高迁移率p型有机半导体中间层提高钙钛矿太阳能电池的效率和稳定性。

High-Mobility p-Type Organic Semiconducting Interlayer Enhancing Efficiency and Stability of Perovskite Solar Cells.

作者信息

Zhang Mingyu, Wang Jiayu, Li Liang, Zheng Guanhaojie, Liu Kuan, Qin Meng, Zhou Huanping, Zhan Xiaowei

机构信息

Department of Materials Science and Engineering College of Engineering Peking University Beijing 100871 P. R. China.

出版信息

Adv Sci (Weinh). 2017 Apr 21;4(9):1700025. doi: 10.1002/advs.201700025. eCollection 2017 Sep.

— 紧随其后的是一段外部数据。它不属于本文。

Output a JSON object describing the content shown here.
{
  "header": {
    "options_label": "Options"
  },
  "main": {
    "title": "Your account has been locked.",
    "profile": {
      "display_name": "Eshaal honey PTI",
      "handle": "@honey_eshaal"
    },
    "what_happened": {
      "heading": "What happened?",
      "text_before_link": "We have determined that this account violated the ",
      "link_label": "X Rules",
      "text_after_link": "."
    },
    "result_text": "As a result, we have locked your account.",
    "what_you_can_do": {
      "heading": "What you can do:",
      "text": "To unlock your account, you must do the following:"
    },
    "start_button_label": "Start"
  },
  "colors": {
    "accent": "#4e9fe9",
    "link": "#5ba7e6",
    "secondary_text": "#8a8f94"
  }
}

DOI:10.1002/advs.201700025

PMID:28932662

原文链接:https://pmc.ncbi.nlm.nih.gov/articles/PMC5604372/

Abstract

A high-mobility p-type organic semiconductor based on benzodithiophene and diketopyrrolopyrrole with linear alkylthio substituents (BDTS-2DPP) is used as a dual function interfacial layer to modify the interface of perovskite/2,2',7,7'-tetrakis('-di--methoxyphenylamine)-9,9'-spirobifluorene in planar perovskite solar cells. The BDTS-2DPP layer can remarkably passivate the surface defects of perovskite through the formation of Lewis adduct between the under-coordinated Pb atoms in perovskite and S atoms in BDTS-2DPP, and also shows efficient hole extraction and transfer properties. The devices with BDTS-2DPP interlayer show a peak power conversion efficiency of 18.2%, which is higher than that of reference devices without the BDTS-2DPP interlayer (16.9%). Moreover, the hydrophobic BDTS-2DPP interlayer effectively protects the perovskite against moisture, leading to enhanced device stability.

摘要

一种基于苯并二噻吩和具有线性烷基硫代取代基的二酮吡咯并吡咯的高迁移率 p 型有机半导体（BDTS-2DPP）被用作双功能界面层，以修饰平面钙钛矿太阳能电池中钙钛矿/2,2',7,7'-四（-二-甲氧基苯胺）-9,9'-螺二芴的界面。BDTS-2DPP 层可以通过钙钛矿中配位不足的 Pb 原子与 BDTS-2DPP 中的 S 原子形成路易斯加合物，显著钝化钙钛矿的表面缺陷，并且还表现出高效的空穴提取和传输性能。具有 BDTS-2DPP 中间层的器件峰值功率转换效率为 18.2%，高于没有 BDTS-2DPP 中间层的参考器件（16.9%）。此外，疏水性的 BDTS-2DPP 中间层有效地保护钙钛矿免受湿气影响，从而提高了器件稳定性。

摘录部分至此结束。